Un Pancho de alto vuelo

Fue taxidermista y un gran artista con las manos, aves que parecían estar vivas y productos artesanales que creaba con gran entusiasmo.

Por Mónica Silva *

Esta vez no escribo sobre una mujer o sobre mujeres y turismo sustentable en sí, les platicaré sobre un gran hombre coahuilense, Francisco Cancino de la Fuente.

Hace unos días, yo estaba desayunando bajo el nogal, en la casa del rancho, y tomaba video a un pájaro carpintero y a un colibrí que andaban haciendo lo suyo a mi alrededor, cuando recibí un mensaje de WhatsApp de don Pancho, mi sorpresa fue que no era él, era su hijo avisándome sobre el deceso de su padre. Qué tristeza.

Di el pésame e, inmediatamente, recordé el tiempo que colaboramos juntos en el Museo de las Aves de México, en Saltillo. Espacio que dejé en 2002 o 2003, él hace unos seis años.

El lugar que aloja este museo fue hace más de 145 años el Colegio de San Juan Nepomuceno, teniendo de 1878 a 1914 más de dos mil alumnos de Chihuahua, Sinaloa, Sonora, Durango, Nuevo León, Tamaulipas, Zacatecas y San Luis Potosí. Casi, casi los mismos lugares de procedencia de los visitantes que ha tenido este museo en 30 años

Fíjense, para 1898, el colegio ya contaba con biblioteca, laboratorios, aulas, salas de música, dormitorios, cocina, comedor, huerta, establo, rastro, salón de actos, planta de luz, imprenta, panadería, carpintería, taller de reparación de calzado, sastrería, enfermería, canchas deportivas (beisbol y frontón), alberca, jardines, panteón particular y un observatorio astronómico que llegó a ser el primero y único en todo el país. Gracias a él, el presidente Porfirio Díaz enviaba sus reportes anuales sobre velocidad y dirección de los vientos, lluvia, temperatura, presión atmosférica, humedad relativa, nubes y fenómenos naturales.

Durante los 36 años del colegio, los estudiantes vivían en lo que desde hace 30 años es el Museo de las Aves de México, espacio en el que por muchos años, don Pancho fue el taxidermista. Cuando colaboré ahí, en el área científica, comíamos juntos en su laboratorio, siempre se me antojaba la comida que le preparaba su esposa —el mole con arroz—, me enseñó cómo disecaba, pero no a disecar; me platicaba de todo lo que descubría en el campo: fósiles, dinosaurios completitos (decía él), pinturas rupestres, artefactos antiquísimos, más no me dijo la ubicación exacta. Él creía que era mejor que se quedaran en esos lugares a que alguien fuera a sustraerlos y llevárselos, en vez de exhibirlos en un recinto científico o cultural.

Disfrutaba siempre de su compañía y de sus historias.

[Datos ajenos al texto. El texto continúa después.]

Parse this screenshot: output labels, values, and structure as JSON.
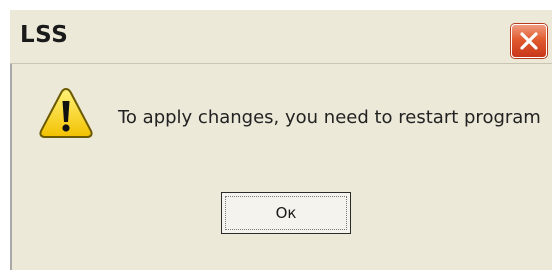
{
  "window": {
    "title": "LSS"
  },
  "titlebar_buttons": {
    "close_icon": "close-icon"
  },
  "message": {
    "text": "To apply changes, you need to restart program",
    "icon": "warning-icon"
  },
  "buttons": {
    "ok_label": "Ок"
  },
  "colors": {
    "dialog_bg": "#ece9d8",
    "close_red": "#e15b2f",
    "warning_yellow": "#f5d21a"
  }
}
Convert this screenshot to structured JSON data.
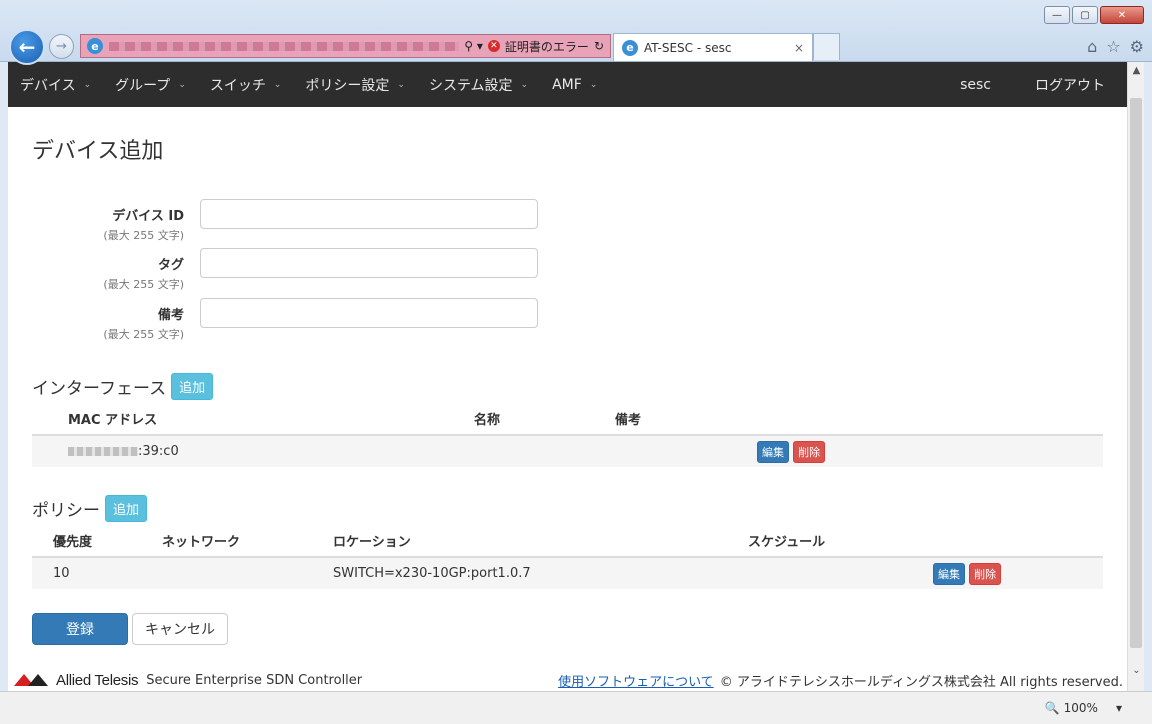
{
  "browser": {
    "address_tools": "⚲ ▾",
    "cert_error": "証明書のエラー",
    "refresh": "↻",
    "tab_title": "AT-SESC - sesc",
    "tab_close": "×",
    "win_min": "—",
    "win_max": "▢",
    "win_close": "✕",
    "icons": {
      "home": "⌂",
      "favorites": "☆",
      "settings": "⚙"
    },
    "zoom": "100%",
    "zoom_caret": "▾"
  },
  "nav": {
    "items": [
      "デバイス",
      "グループ",
      "スイッチ",
      "ポリシー設定",
      "システム設定",
      "AMF"
    ],
    "user": "sesc",
    "logout": "ログアウト"
  },
  "page": {
    "title": "デバイス追加",
    "fields": [
      {
        "label": "デバイス ID",
        "hint": "(最大 255 文字)",
        "value": ""
      },
      {
        "label": "タグ",
        "hint": "(最大 255 文字)",
        "value": ""
      },
      {
        "label": "備考",
        "hint": "(最大 255 文字)",
        "value": ""
      }
    ],
    "interfaces": {
      "heading": "インターフェース",
      "add_label": "追加",
      "columns": [
        "MAC アドレス",
        "名称",
        "備考"
      ],
      "rows": [
        {
          "mac_suffix": ":39:c0",
          "name": "",
          "note": "",
          "edit": "編集",
          "delete": "削除"
        }
      ]
    },
    "policies": {
      "heading": "ポリシー",
      "add_label": "追加",
      "columns": [
        "優先度",
        "ネットワーク",
        "ロケーション",
        "スケジュール"
      ],
      "rows": [
        {
          "priority": "10",
          "network": "",
          "location": "SWITCH=x230-10GP:port1.0.7",
          "schedule": "",
          "edit": "編集",
          "delete": "削除"
        }
      ]
    },
    "submit_label": "登録",
    "cancel_label": "キャンセル"
  },
  "footer": {
    "company_logo_text": "Allied Telesis",
    "product": "Secure Enterprise SDN Controller",
    "software_link": "使用ソフトウェアについて",
    "copyright": "© アライドテレシスホールディングス株式会社 All rights reserved."
  }
}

Una vez lo acompañé a una colecta de campo, que por cierto nunca encontramos el pato al que le dispararon.

Luego de que ambos dejáramos laboralmente el museo, junto con su esposa, nos veíamos al menos una vez al año, me invitaba a comer a su casa o ellos iban a la de mi familia a platicar y por manzanas de mi huerto, a veces el trueque era con tortillas de harina que hacía su esposa. En una ocasión le regalé unos binoculares. La última vez que la pareja fue a casa, me regaló una foto que él tomó de un polluelo de águila real.

Tenía una pasión natural por la biodiversidad, amaba su pueblo, sus historias y sus tradiciones. No quería ser como nadie más, él era feliz con su gente y en el campo. Su sonrisa y su mirada recordaban el vuelo del ave más espectacular, el saludo fuerte de su mano era un abrazo al corazón, siempre.

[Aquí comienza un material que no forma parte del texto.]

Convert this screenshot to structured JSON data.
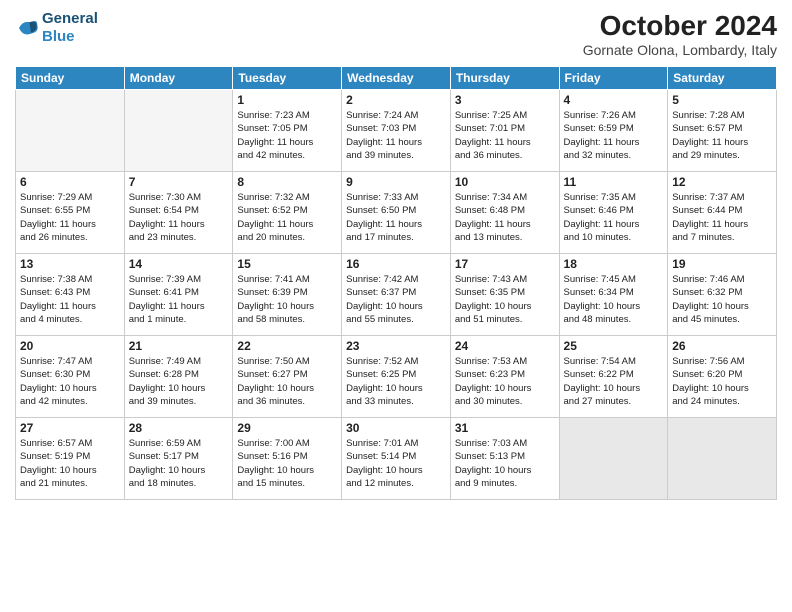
{
  "header": {
    "logo_line1": "General",
    "logo_line2": "Blue",
    "month": "October 2024",
    "location": "Gornate Olona, Lombardy, Italy"
  },
  "weekdays": [
    "Sunday",
    "Monday",
    "Tuesday",
    "Wednesday",
    "Thursday",
    "Friday",
    "Saturday"
  ],
  "weeks": [
    [
      {
        "day": "",
        "info": "",
        "empty": true
      },
      {
        "day": "",
        "info": "",
        "empty": true
      },
      {
        "day": "1",
        "info": "Sunrise: 7:23 AM\nSunset: 7:05 PM\nDaylight: 11 hours\nand 42 minutes."
      },
      {
        "day": "2",
        "info": "Sunrise: 7:24 AM\nSunset: 7:03 PM\nDaylight: 11 hours\nand 39 minutes."
      },
      {
        "day": "3",
        "info": "Sunrise: 7:25 AM\nSunset: 7:01 PM\nDaylight: 11 hours\nand 36 minutes."
      },
      {
        "day": "4",
        "info": "Sunrise: 7:26 AM\nSunset: 6:59 PM\nDaylight: 11 hours\nand 32 minutes."
      },
      {
        "day": "5",
        "info": "Sunrise: 7:28 AM\nSunset: 6:57 PM\nDaylight: 11 hours\nand 29 minutes."
      }
    ],
    [
      {
        "day": "6",
        "info": "Sunrise: 7:29 AM\nSunset: 6:55 PM\nDaylight: 11 hours\nand 26 minutes."
      },
      {
        "day": "7",
        "info": "Sunrise: 7:30 AM\nSunset: 6:54 PM\nDaylight: 11 hours\nand 23 minutes."
      },
      {
        "day": "8",
        "info": "Sunrise: 7:32 AM\nSunset: 6:52 PM\nDaylight: 11 hours\nand 20 minutes."
      },
      {
        "day": "9",
        "info": "Sunrise: 7:33 AM\nSunset: 6:50 PM\nDaylight: 11 hours\nand 17 minutes."
      },
      {
        "day": "10",
        "info": "Sunrise: 7:34 AM\nSunset: 6:48 PM\nDaylight: 11 hours\nand 13 minutes."
      },
      {
        "day": "11",
        "info": "Sunrise: 7:35 AM\nSunset: 6:46 PM\nDaylight: 11 hours\nand 10 minutes."
      },
      {
        "day": "12",
        "info": "Sunrise: 7:37 AM\nSunset: 6:44 PM\nDaylight: 11 hours\nand 7 minutes."
      }
    ],
    [
      {
        "day": "13",
        "info": "Sunrise: 7:38 AM\nSunset: 6:43 PM\nDaylight: 11 hours\nand 4 minutes."
      },
      {
        "day": "14",
        "info": "Sunrise: 7:39 AM\nSunset: 6:41 PM\nDaylight: 11 hours\nand 1 minute."
      },
      {
        "day": "15",
        "info": "Sunrise: 7:41 AM\nSunset: 6:39 PM\nDaylight: 10 hours\nand 58 minutes."
      },
      {
        "day": "16",
        "info": "Sunrise: 7:42 AM\nSunset: 6:37 PM\nDaylight: 10 hours\nand 55 minutes."
      },
      {
        "day": "17",
        "info": "Sunrise: 7:43 AM\nSunset: 6:35 PM\nDaylight: 10 hours\nand 51 minutes."
      },
      {
        "day": "18",
        "info": "Sunrise: 7:45 AM\nSunset: 6:34 PM\nDaylight: 10 hours\nand 48 minutes."
      },
      {
        "day": "19",
        "info": "Sunrise: 7:46 AM\nSunset: 6:32 PM\nDaylight: 10 hours\nand 45 minutes."
      }
    ],
    [
      {
        "day": "20",
        "info": "Sunrise: 7:47 AM\nSunset: 6:30 PM\nDaylight: 10 hours\nand 42 minutes."
      },
      {
        "day": "21",
        "info": "Sunrise: 7:49 AM\nSunset: 6:28 PM\nDaylight: 10 hours\nand 39 minutes."
      },
      {
        "day": "22",
        "info": "Sunrise: 7:50 AM\nSunset: 6:27 PM\nDaylight: 10 hours\nand 36 minutes."
      },
      {
        "day": "23",
        "info": "Sunrise: 7:52 AM\nSunset: 6:25 PM\nDaylight: 10 hours\nand 33 minutes."
      },
      {
        "day": "24",
        "info": "Sunrise: 7:53 AM\nSunset: 6:23 PM\nDaylight: 10 hours\nand 30 minutes."
      },
      {
        "day": "25",
        "info": "Sunrise: 7:54 AM\nSunset: 6:22 PM\nDaylight: 10 hours\nand 27 minutes."
      },
      {
        "day": "26",
        "info": "Sunrise: 7:56 AM\nSunset: 6:20 PM\nDaylight: 10 hours\nand 24 minutes."
      }
    ],
    [
      {
        "day": "27",
        "info": "Sunrise: 6:57 AM\nSunset: 5:19 PM\nDaylight: 10 hours\nand 21 minutes."
      },
      {
        "day": "28",
        "info": "Sunrise: 6:59 AM\nSunset: 5:17 PM\nDaylight: 10 hours\nand 18 minutes."
      },
      {
        "day": "29",
        "info": "Sunrise: 7:00 AM\nSunset: 5:16 PM\nDaylight: 10 hours\nand 15 minutes."
      },
      {
        "day": "30",
        "info": "Sunrise: 7:01 AM\nSunset: 5:14 PM\nDaylight: 10 hours\nand 12 minutes."
      },
      {
        "day": "31",
        "info": "Sunrise: 7:03 AM\nSunset: 5:13 PM\nDaylight: 10 hours\nand 9 minutes."
      },
      {
        "day": "",
        "info": "",
        "empty": true,
        "shaded": true
      },
      {
        "day": "",
        "info": "",
        "empty": true,
        "shaded": true
      }
    ]
  ]
}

Los miles de ejemplares que se exhiben y que fueron disecados por él, dejan una gran enseñanza para la eternidad. Era, sin duda, un gran artista con las manos, dioramas fascinantes, aves que parecían estar vivas y productos artesanales que creaba con gran entusiasmo.

Para algunos, él fue sólo un colaborador más; para otros, fue pieza fundamental del museo, porque participó en gran parte de la colección que puede observarse en las salas de exhibición. Para mí, un gran amigo y mentor, que amaba cada detalle que brindaba la naturaleza.

Descanse en paz, mi querido don Pancho Cancino, siga volando muy alto.

Un abrazo con cariño para su linda familia.